CS194-26 proj 4

Part One: Fashion MNIST

For this part of the project, we trained a convolutional neural network on Fashion MNIST.

Most of the following images and charts were collected using the wonderful Weights and Biases API!

I used the following model:

I first trained a few models with a hundred epochs to find a good set of hyperparameters. I ended up using an Adam optimizer with a learning rate of \(0.001\) and \(3\) epochs with a batch size of \(64\). Training it longer than that casued the model to overfit. I trained this on an Azure virtual machine with a P100 that I had access too.

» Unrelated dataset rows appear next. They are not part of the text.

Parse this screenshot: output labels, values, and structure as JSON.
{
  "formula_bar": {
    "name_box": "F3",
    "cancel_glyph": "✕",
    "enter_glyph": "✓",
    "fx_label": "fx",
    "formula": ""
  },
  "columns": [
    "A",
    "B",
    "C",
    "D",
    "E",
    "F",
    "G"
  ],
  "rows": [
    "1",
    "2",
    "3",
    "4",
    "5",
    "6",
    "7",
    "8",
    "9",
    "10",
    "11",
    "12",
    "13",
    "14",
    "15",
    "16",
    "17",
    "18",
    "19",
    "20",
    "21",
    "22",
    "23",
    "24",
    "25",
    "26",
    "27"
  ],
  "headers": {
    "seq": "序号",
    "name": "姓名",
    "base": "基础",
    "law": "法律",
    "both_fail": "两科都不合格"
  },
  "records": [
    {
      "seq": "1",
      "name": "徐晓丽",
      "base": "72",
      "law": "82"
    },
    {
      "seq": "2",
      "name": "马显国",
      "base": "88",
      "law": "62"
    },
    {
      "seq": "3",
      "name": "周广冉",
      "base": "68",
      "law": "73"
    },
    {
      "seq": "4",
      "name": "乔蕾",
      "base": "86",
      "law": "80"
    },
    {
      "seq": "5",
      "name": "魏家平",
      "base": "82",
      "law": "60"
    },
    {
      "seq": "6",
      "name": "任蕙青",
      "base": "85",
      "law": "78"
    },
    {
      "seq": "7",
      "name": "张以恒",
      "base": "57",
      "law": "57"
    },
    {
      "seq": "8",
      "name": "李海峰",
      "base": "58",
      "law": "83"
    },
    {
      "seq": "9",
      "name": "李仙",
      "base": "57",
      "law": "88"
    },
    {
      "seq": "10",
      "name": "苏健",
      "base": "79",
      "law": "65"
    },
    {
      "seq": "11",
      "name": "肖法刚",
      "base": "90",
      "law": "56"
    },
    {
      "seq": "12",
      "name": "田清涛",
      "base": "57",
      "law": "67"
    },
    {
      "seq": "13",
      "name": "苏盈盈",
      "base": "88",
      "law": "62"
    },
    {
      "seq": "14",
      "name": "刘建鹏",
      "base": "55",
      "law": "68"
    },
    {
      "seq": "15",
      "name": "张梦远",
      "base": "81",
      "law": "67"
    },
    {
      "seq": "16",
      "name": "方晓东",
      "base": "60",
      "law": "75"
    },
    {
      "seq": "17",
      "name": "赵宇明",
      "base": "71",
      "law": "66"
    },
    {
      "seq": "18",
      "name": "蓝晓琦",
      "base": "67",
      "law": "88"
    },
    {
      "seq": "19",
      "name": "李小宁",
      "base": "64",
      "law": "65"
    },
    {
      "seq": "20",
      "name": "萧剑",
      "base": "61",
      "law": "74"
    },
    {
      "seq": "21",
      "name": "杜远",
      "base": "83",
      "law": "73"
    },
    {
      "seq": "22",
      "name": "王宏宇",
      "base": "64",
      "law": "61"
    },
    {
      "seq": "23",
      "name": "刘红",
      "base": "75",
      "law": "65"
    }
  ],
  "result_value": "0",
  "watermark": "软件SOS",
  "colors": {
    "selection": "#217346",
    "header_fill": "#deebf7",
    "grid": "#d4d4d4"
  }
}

Here is the loss and accuracy curves plotted every one hundred iterations.

Here are the learned first layer filters:

And here are some images from the validation and test set that it classified correctly and incorrectly:

The test accuracies are: [0.831,0.967,0.797,0.875,0.919,0.975,0.62,0.936,0.954,0.969] The validation accuracies are: [0.842,0.967,0.797,0.882,0.924,0.96,0.64,0.93,0.953,0.97]

It seems like the hardest class for teh flassifier is shirt and the easiest is sandal. This makes sense because the shirt can easily be mistaken for a pullover or a dress but a sandal seems to be very visually distinct from the other filters.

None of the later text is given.